Becoming familiar with the basics of cardiopulmonary resuscitation is essential for all nurses, as for you may require these skills at any moment at work or during your time off. As a nurse, the general public will turn to you for assistance, so any hesitation could cause a poor outcome for the person in need. You should become very comfortable with the basics of CPR and then always seek out training opportunities where you can practice your skills, for this will make you efficient and confident when an emergency arises.
When performing CPR, you will be providing oxygen to the brain, heart, and other vital organs. Therefore, implementing your efforts quickly will decrease the likelihood of organ damage from the lack of oxygen.
Sequence of Essential Nursing Actions
Check for pulse at carotid artery
Open the airway using the head tilt-chin lift method
Check breathing and deliver breaths
Over the years, the sequence for CPR has changed as research has demonstrated that circulating blood through the body is extremely important. The current recommendations follow the CAB formula.
C – Compressions
A – Airway
B – Breathing
For an adult patient, you want to immediately call for assistance since a defibrillator is often required. If you are working in a hospital or a health care office, be sure you are familiar with how to activate the code team. Typically, the first responder calls out for assistance or hits a code button in the patient’s room and then the next team member calls in the official code.
During emergencies, it is imperative to be very specific when asking for assistance – directly point to or name the person who will be responsible for each action to avoid confusion. For example, say, “Mary you call the code, Jane do compressions, Bob you are on airway, Sara record…” and so on. There will be many people around, but without direction, the area will quickly become loud and confusing.
Stand or kneel next to the patient’s chest – The patient should be supine on a flat surface. Many hospital beds have a CPR lever, which will quickly deflate the air mattress. Otherwise, a flat board should be placed under the patient’s back.

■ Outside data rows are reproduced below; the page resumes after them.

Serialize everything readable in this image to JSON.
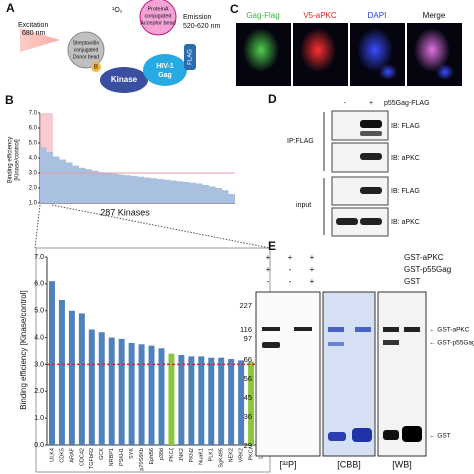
{
  "panel_a": {
    "letter": "A",
    "excitation": [
      "Excitation",
      "680 nm"
    ],
    "singlet_oxygen": "¹O₂",
    "acceptor_bead": [
      "ProteinA",
      "conjugated",
      "Acceptor bead"
    ],
    "emission": [
      "Emission",
      "520-620 nm"
    ],
    "donor_bead": [
      "Streptavidin",
      "conjugated",
      "Donor bead"
    ],
    "biotin": "B",
    "kinase": "Kinase",
    "gag": [
      "HIV-1",
      "Gag"
    ],
    "flag": "FLAG"
  },
  "panel_b": {
    "letter": "B",
    "overview": {
      "type": "bar",
      "ylabel": [
        "Binding efficiency",
        "[Kinase/control]"
      ],
      "xlabel": "287 Kinases",
      "values": [
        4.7,
        4.4,
        4.1,
        3.9,
        3.7,
        3.5,
        3.35,
        3.25,
        3.15,
        3.05,
        3.0,
        2.95,
        2.9,
        2.85,
        2.8,
        2.75,
        2.7,
        2.65,
        2.6,
        2.55,
        2.5,
        2.45,
        2.4,
        2.35,
        2.3,
        2.2,
        2.1,
        2.0,
        1.85,
        1.6
      ],
      "color": "#a9c0e0",
      "threshold": 3.0,
      "threshold_color": "#e79aa6",
      "ylim": [
        1,
        7
      ],
      "yticks": [
        {
          "value": 1,
          "label": "1.0"
        },
        {
          "value": 2,
          "label": "2.0"
        },
        {
          "value": 3,
          "label": "3.0"
        },
        {
          "value": 4,
          "label": "4.0"
        },
        {
          "value": 5,
          "label": "5.0"
        },
        {
          "value": 6,
          "label": "6.0"
        },
        {
          "value": 7,
          "label": "7.0"
        }
      ]
    },
    "detail": {
      "type": "bar",
      "ylabel": "Binding efficiency [Kinase/control]",
      "categories": [
        "ULK4",
        "CDK5",
        "ARAF",
        "CDC42",
        "TGFbR2",
        "GCK",
        "NRBP1",
        "PSKH1",
        "SYK",
        "p70S6Kb",
        "EphB6",
        "p38d",
        "PKCζ",
        "JNK2",
        "PKN2",
        "NuaK1",
        "PLK1",
        "SgK495",
        "NEK2",
        "VRK2",
        "PKCι",
        "LCK"
      ],
      "values": [
        6.1,
        5.4,
        5.0,
        4.9,
        4.3,
        4.2,
        4.0,
        3.95,
        3.8,
        3.75,
        3.7,
        3.6,
        3.4,
        3.35,
        3.3,
        3.3,
        3.25,
        3.25,
        3.2,
        3.15,
        3.1,
        3.05
      ],
      "colors": [
        "#4f81bd",
        "#4f81bd",
        "#4f81bd",
        "#4f81bd",
        "#4f81bd",
        "#4f81bd",
        "#4f81bd",
        "#4f81bd",
        "#4f81bd",
        "#4f81bd",
        "#4f81bd",
        "#4f81bd",
        "#8cc63e",
        "#4f81bd",
        "#4f81bd",
        "#4f81bd",
        "#4f81bd",
        "#4f81bd",
        "#4f81bd",
        "#4f81bd",
        "#8cc63e",
        "#4f81bd"
      ],
      "threshold": 3.0,
      "threshold_color": "#d7263d",
      "ylim": [
        0,
        7
      ],
      "yticks": [
        {
          "value": 0,
          "label": "0.0"
        },
        {
          "value": 1,
          "label": "1.0"
        },
        {
          "value": 2,
          "label": "2.0"
        },
        {
          "value": 3,
          "label": "3.0"
        },
        {
          "value": 4,
          "label": "4.0"
        },
        {
          "value": 5,
          "label": "5.0"
        },
        {
          "value": 6,
          "label": "6.0"
        },
        {
          "value": 7,
          "label": "7.0"
        }
      ]
    }
  },
  "panel_c": {
    "letter": "C",
    "labels": [
      "Gag-Flag",
      "V5-aPKC",
      "DAPI",
      "Merge"
    ]
  },
  "panel_d": {
    "letter": "D",
    "lanes": [
      "-",
      "+"
    ],
    "lane_label": "p55Gag-FLAG",
    "blots": [
      "IB: FLAG",
      "IB: aPKC",
      "IB: FLAG",
      "IB: aPKC"
    ],
    "groups": [
      "IP:FLAG",
      "input"
    ]
  },
  "panel_e": {
    "letter": "E",
    "rows": [
      {
        "label": "GST-aPKC",
        "signs": [
          "+",
          "+",
          "+"
        ]
      },
      {
        "label": "GST-p55Gag",
        "signs": [
          "+",
          "-",
          "+"
        ]
      },
      {
        "label": "GST",
        "signs": [
          "-",
          "-",
          "+"
        ]
      }
    ],
    "markers": [
      "227",
      "116",
      "97",
      "66",
      "56",
      "45",
      "36",
      "29"
    ],
    "gels": [
      "[³²P]",
      "[CBB]",
      "[WB]"
    ],
    "bands": [
      "← GST-aPKC",
      "← GST-p55Gag",
      "← GST"
    ]
  }
}
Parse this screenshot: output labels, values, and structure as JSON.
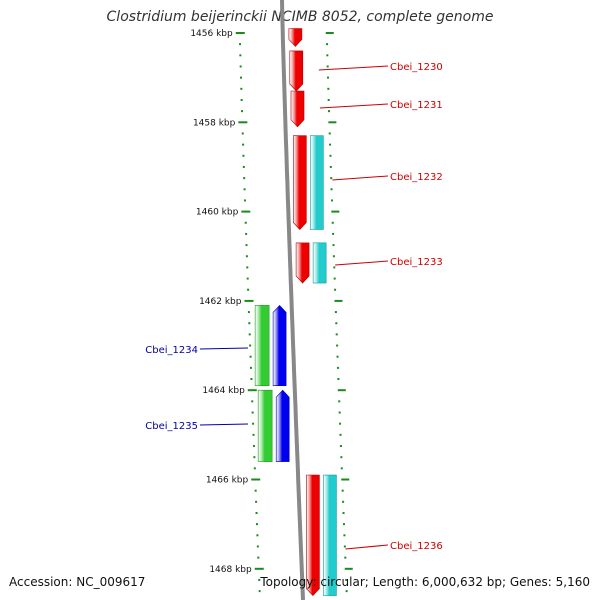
{
  "title": "Clostridium beijerinckii NCIMB 8052, complete genome",
  "accession": "Accession: NC_009617",
  "topology": "Topology: circular; Length: 6,000,632 bp; Genes: 5,160",
  "colors": {
    "forward_gene": "#ee0000",
    "forward_cds": "#22cccc",
    "reverse_gene": "#33cc33",
    "reverse_cds": "#0000ee",
    "backbone": "#888888",
    "tick": "#1a8c1a",
    "forward_label": "#cc0000",
    "reverse_label": "#0000aa"
  },
  "ticks": [
    {
      "label": "1456 kbp",
      "kbp": 1456
    },
    {
      "label": "1458 kbp",
      "kbp": 1458
    },
    {
      "label": "1460 kbp",
      "kbp": 1460
    },
    {
      "label": "1462 kbp",
      "kbp": 1462
    },
    {
      "label": "1464 kbp",
      "kbp": 1464
    },
    {
      "label": "1466 kbp",
      "kbp": 1466
    },
    {
      "label": "1468 kbp",
      "kbp": 1468
    }
  ],
  "genes": [
    {
      "name": "Cbei_1230",
      "strand": "+",
      "start_kbp": 1455.9,
      "end_kbp": 1456.3,
      "labeled": false
    },
    {
      "name": "Cbei_1230",
      "strand": "+",
      "start_kbp": 1456.4,
      "end_kbp": 1457.3,
      "labeled": true
    },
    {
      "name": "Cbei_1231",
      "strand": "+",
      "start_kbp": 1457.3,
      "end_kbp": 1458.1,
      "labeled": true
    },
    {
      "name": "Cbei_1232",
      "strand": "+",
      "start_kbp": 1458.3,
      "end_kbp": 1460.4,
      "labeled": true,
      "cds": true
    },
    {
      "name": "Cbei_1233",
      "strand": "+",
      "start_kbp": 1460.7,
      "end_kbp": 1461.6,
      "labeled": true,
      "cds": true
    },
    {
      "name": "Cbei_1234",
      "strand": "-",
      "start_kbp": 1462.1,
      "end_kbp": 1463.9,
      "labeled": true,
      "cds": true
    },
    {
      "name": "Cbei_1235",
      "strand": "-",
      "start_kbp": 1464.0,
      "end_kbp": 1465.6,
      "labeled": true,
      "cds": true
    },
    {
      "name": "Cbei_1236",
      "strand": "+",
      "start_kbp": 1465.9,
      "end_kbp": 1468.6,
      "labeled": true,
      "cds": true
    }
  ]
}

Position your hands – Place the heel of one hand on the lower half of the sternum and then place your other hand on top of the first hand
Compress the chest at least 2 inches and at rate of at least 100 compressions a minute – You want to allow recoil of the chest after each compression as this allows the heart to refill completely before the next compression
Interruptions during chest compressions should be minimized Compression to Ventilation Rate: 30 to 2 in adults If two rescuers are present, switch positions (compressor and ventilator) every 5 cycles to prevent rescuer fatigue
Open the airway using the head tilt-chin lift method unless the victim has sustained a head, neck, or spinal cord injury, in which case you will use the jaw thrust maneuver.
Give 2 breaths each over one second – watch for the chest to rise
Allow the patient to exhale in between breaths
Rescue breathing – 1 breath every 6 to 8 seconds (8 to 10 breaths per minute)
Automated External Defibrillator (AED)
An AED is used to convert ventricular fibrillation into a perfusing rhythm. Be sure to use the adult size pads – child sized pads will not provide an effective shock.
Attach the AED pads to the patient’s chest. Turn on the AED and follow the instructions. If a shock is to be delivered, be sure no one is touching the patient. After a shock, immediately resume CPR for 2 minutes then assess for a pulse If no shock is advised, continue CPR and recheck rhythm every 2 minutes. Reviewing this information frequently will provide you with the confidence to respond quickly during an emergency. As you learn and prepare for your NCLEX-RN, studying hard and often is very helpful and will pay off in the end.